Unaufgeregt und konsequent hat Owingens Bürgermeister Henrik Wengert seit Januar 2010 seine Ziele verfolgt. Einige Ergebnisse sind deutlich sichtbar. Nicht nur bei der Ansiedlung von Gewerbe und der Schaffung von Wohnbauland, die für Arbeitsplätze und Zuzug sorgten. Auch die Bürger hatte Wengert im Blick, beteiligte sie ehrlich und entwickelte die Infrastruktur mit der Bevölkerung weiter – sei es mit Begegnungsorten oder funktionalen Bedarfsgebäuden. Betreuung und Bildung waren ihm mit Blick auf Familien wichtig. Mancher aus dem Umland blickte neidvoll auf die florierende Gemeinde, in der auch noch ein guter Geist spürbar ist. Dies wurde nicht erst im Ergebnis und in der Präsenz am Wahlabend deutlich, der Wengert die "Quittung" für acht Jahre engagierte Arbeit bescherte.
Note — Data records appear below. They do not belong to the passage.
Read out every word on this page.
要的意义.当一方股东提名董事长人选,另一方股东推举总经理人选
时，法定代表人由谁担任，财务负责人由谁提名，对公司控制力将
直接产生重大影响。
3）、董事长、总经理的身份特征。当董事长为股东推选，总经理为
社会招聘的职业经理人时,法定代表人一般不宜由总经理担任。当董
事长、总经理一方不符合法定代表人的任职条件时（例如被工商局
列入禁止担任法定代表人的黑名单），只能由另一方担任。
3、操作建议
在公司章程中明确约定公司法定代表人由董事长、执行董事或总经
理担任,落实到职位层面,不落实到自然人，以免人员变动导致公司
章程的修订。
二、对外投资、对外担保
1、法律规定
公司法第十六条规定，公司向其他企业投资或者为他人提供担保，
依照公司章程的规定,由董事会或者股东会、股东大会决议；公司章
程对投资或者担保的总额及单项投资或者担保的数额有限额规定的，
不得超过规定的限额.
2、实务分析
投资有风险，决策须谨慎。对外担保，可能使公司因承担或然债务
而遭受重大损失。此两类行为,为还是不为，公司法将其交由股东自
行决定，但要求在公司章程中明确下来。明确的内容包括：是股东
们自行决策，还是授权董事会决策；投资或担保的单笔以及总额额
Der Verwaltungsfachmann versteht nicht nur sein Handwerk, pflegt wichtige Kontakte und weiß, wie er Fördermittel für seine Kommune an Land zieht, die noch zwei Jahre lang bevorzugt bezuschusst wird – dank der zielgerichteten Gemeindeentwicklung unter Bürgerbeteiligung. Er ist auch "stets offen und freundlich zu den Bürgern", wie sein Vor-Vorgänger Karl-Friedrich Reiner am Wahlabend konstatierte. So wundert es auch kaum, dass die Stimmung unter den Mitarbeitern im Rathaus spürbar gut ist. Wengert sitzt nicht auf dem hohen Ross, er unterstützt sein Team auch als Sachbearbeiter, wie er gerne unterstreicht.

Dass dieses Vorzeigbare – sei es beim Wohnungsbau oder bei der Gewerbeansiedlung – in einigen, kleinen Kreisen auch mal auf Kritik stößt, darf nicht verwundert. Manchem, dazu gehört auch der frühere Billafinger Ortsvorsteher und Kommunalpolitiker Ernst Beck, geht das eine oder andere zu schnell. "Wir dürfen doch Grund und Boden nicht so verschleudern", sagte Beck am Abend der Kandidatenvorstellung und hatte einen kleinen Fragenkatalog mitgebracht, denn er allerdings nicht laut loswerden konnte. Der eine oder andere Landwirtskollege teilt diese Sorge.

Dennoch bemüht sich Wengert stets um Augenmaß und ist zudem lernfähig, ja auch bereit, mal einen Schritt zurückzugehen, wie er in diese Sommer bewies. Bei der Echt-Bodensee-Card, die er selbst zunächst offensiv vertreten hatte und dies im Grunde noch immer tut, hat er sich überzeugen lassen, dass eine solidarische Beteiligung zwar gut und schön ist. Dass eine Gemeinde in der zweiten Reihe, die nur sehr eingeschränkte Nutzungsmöglichkeiten bieten kann, nicht unbedingt Pionierarbeit leisten muss und dies auch gar nicht tun kann: Diese Erkenntnis gewann Wengert im Verlauf des Diskussionsprozesses und steuerte mit seiner Gemeinde nach einem ersten euphorischen Ja-Wort noch einmal in eine Warteschleife. Damit bewies er, dass er das Wort der Bürger hört und seine Einschätzungen auch mal revidieren kann. Dass er dies im Gleichschritt mit dem Gemeinderat tat, macht das fruchtbare Miteinander deutlich.